Sierra Leone, our first port, differs from the rest of the invariably flat African coasts by reason of its background of high mountains, and the green hills which run down right to the seashore. Between these hills lies the mouth of a great river, forming an excellent haven, and a first-rate military and commercial station. But the place is terribly unhealthy. To give us a taste of local colour, we were surrounded, before we got into the river, by hosts of sharks, and in a few minutes we had hoisted five of the huge fishes on board. Then no sooner had we cast anchor before Freetown, than a gentleman of a certain age, in a blue coat and white nankeen trousers and a top hat, appeared, asking speech of the captain. He was sent to me. “Captain,” said he, “I’ve come to know how many ladies will be wanted for the frigate?”
“Why, sir,” I replied in some astonishment, “I don’t know; I’ve not thought about it yet.”
“You see I make it my business, sir, when a man-o’-war comes into port, to come and offer my services.”
“Well, sir, I’m much obliged to you, I won’t give you any special order; I’ll leave the business completely to itself.”
I never heard why he was so anxious to make sure of a monopoly in his line of business. Apart from this little incident, our stay in this port, during which we were treated in the most friendly manner by the kindliest of governors and his lady, was in no way different from any other.
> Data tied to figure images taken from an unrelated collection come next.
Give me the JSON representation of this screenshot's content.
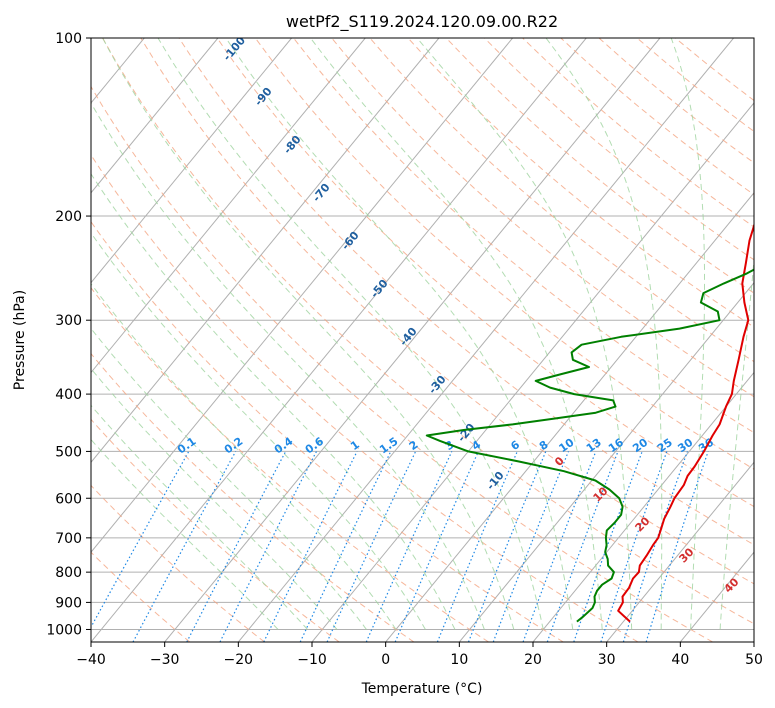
{
  "chart_data": {
    "type": "line",
    "title": "wetPf2_S119.2024.120.09.00.R22",
    "xlabel": "Temperature (°C)",
    "ylabel": "Pressure (hPa)",
    "xlim": [
      -40,
      50
    ],
    "ylim": [
      1050,
      100
    ],
    "y_scale": "log",
    "grid": true,
    "x_ticks": [
      -40,
      -30,
      -20,
      -10,
      0,
      10,
      20,
      30,
      40,
      50
    ],
    "y_ticks": [
      100,
      200,
      300,
      400,
      500,
      600,
      700,
      800,
      900,
      1000
    ],
    "series": [
      {
        "color": "#e00000",
        "pressure": [
          970,
          950,
          930,
          900,
          880,
          850,
          820,
          800,
          780,
          750,
          720,
          700,
          680,
          650,
          620,
          600,
          570,
          550,
          530,
          500,
          470,
          450,
          420,
          400,
          380,
          350,
          320,
          300,
          280,
          260,
          240,
          220,
          200,
          190,
          180,
          170,
          160,
          150,
          140,
          130,
          120,
          115,
          110,
          105,
          100
        ],
        "values": [
          30.9,
          29.5,
          28.1,
          27.8,
          27.1,
          27.0,
          26.5,
          26.6,
          26.0,
          25.8,
          25.5,
          25.4,
          24.9,
          24.1,
          23.6,
          23.2,
          23.0,
          22.5,
          22.4,
          22.0,
          21.4,
          21.1,
          20.0,
          19.4,
          18.2,
          16.5,
          14.6,
          13.4,
          10.9,
          8.5,
          6.7,
          4.7,
          3.0,
          1.7,
          0.4,
          -0.5,
          -1.3,
          -2.2,
          -3.0,
          -3.3,
          -3.7,
          -3.9,
          -3.6,
          -2.9,
          -1.6
        ]
      },
      {
        "color": "#008000",
        "pressure": [
          970,
          950,
          920,
          900,
          880,
          860,
          840,
          820,
          800,
          780,
          760,
          740,
          720,
          700,
          680,
          660,
          640,
          620,
          600,
          580,
          560,
          540,
          520,
          500,
          480,
          470,
          460,
          450,
          440,
          430,
          420,
          410,
          400,
          390,
          380,
          370,
          360,
          350,
          340,
          330,
          320,
          310,
          300,
          290,
          280,
          270,
          260,
          250,
          240,
          230,
          220,
          210,
          200,
          190,
          180,
          170,
          160,
          150,
          140,
          135,
          130,
          125,
          120,
          115,
          110,
          105,
          100
        ],
        "values": [
          23.7,
          24.0,
          24.3,
          24.0,
          23.3,
          23.0,
          23.0,
          23.6,
          23.2,
          21.7,
          20.9,
          19.8,
          19.2,
          18.3,
          17.6,
          17.8,
          17.8,
          17.1,
          15.7,
          13.4,
          10.5,
          5.2,
          -2.0,
          -10.0,
          -15.0,
          -17.4,
          -13.0,
          -7.0,
          -2.0,
          3.0,
          5.0,
          4.0,
          -2.0,
          -6.0,
          -8.7,
          -6.0,
          -3.0,
          -6.0,
          -7.0,
          -6.5,
          -2.0,
          5.0,
          9.5,
          8.3,
          5.0,
          4.3,
          6.0,
          8.0,
          9.5,
          9.3,
          7.3,
          5.5,
          3.9,
          1.9,
          0.0,
          -1.5,
          -2.7,
          -4.2,
          -5.5,
          -5.5,
          -5.2,
          -4.7,
          -5.6,
          -5.6,
          -5.7,
          -5.7,
          -5.0
        ]
      }
    ],
    "mixing_ratio_labels": [
      "0.1",
      "0.2",
      "0.4",
      "0.6",
      "1",
      "1.5",
      "2",
      "3",
      "4",
      "6",
      "8",
      "10",
      "13",
      "16",
      "20",
      "25",
      "30",
      "36"
    ],
    "dry_adiabat_labels": [
      "-100",
      "-90",
      "-80",
      "-70",
      "-60",
      "-50",
      "-40",
      "-30",
      "-20",
      "-10"
    ],
    "moist_adiabat_labels": [
      "0",
      "10",
      "20",
      "30",
      "40"
    ],
    "colors": {
      "temperature": "#e00000",
      "dewpoint": "#008000",
      "dry_adiabat": "#f4a582",
      "moist_adiabat": "#9fd39f",
      "mixing_ratio": "#1e88e5",
      "isotherm": "#b0b0b0",
      "dry_label": "#1f5f9f",
      "moist_label": "#d32f2f"
    }
  }
}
Yet Sierra Leone was interesting as being the headquarters of the British naval station, established to suppress the slave trade, and as being the place where the slave cargoes found on board the captured slavers were landed. Freetown and its neighbourhood was full of these poor wretches, who were denominated, somewhat hypocritically, liberated Africans; but the government took good care not to liberate them, and there indeed it was right. To have turned out these human cattle, swept up in distant raids, now far from home and country, would have been to cast them infallibly into the clutches of cruel and pitiless native masters, who would keep back what they could not sell for human sacrifices or cannibal banquets. It was mere common humanity therefore, to keep them safe, once they had been caught. But to avoid feeding useless mouths, the finest men were enrolled as soldiers—the British government, ever in advance of others, applying a law of compulsory service, unlimited in period, to their case. The recruiting service once satisfied, the rest of the poor devils were turned, willy-nilly, into “free labourers,” and the greater part of them were sent as such to the British Antilles. The ship that bore them thither was no longer called a slaver, and her cargo were not slaves. But if the names were changed, the things themselves were terribly alike. Yet philanthropy and sentimentality were satisfied. And so were the captains and crews of the British cruisers, for hunting slavers is a lucrative business, and the prize money earned made them forget the unhealthiness of the climate and the monotony of the blockade.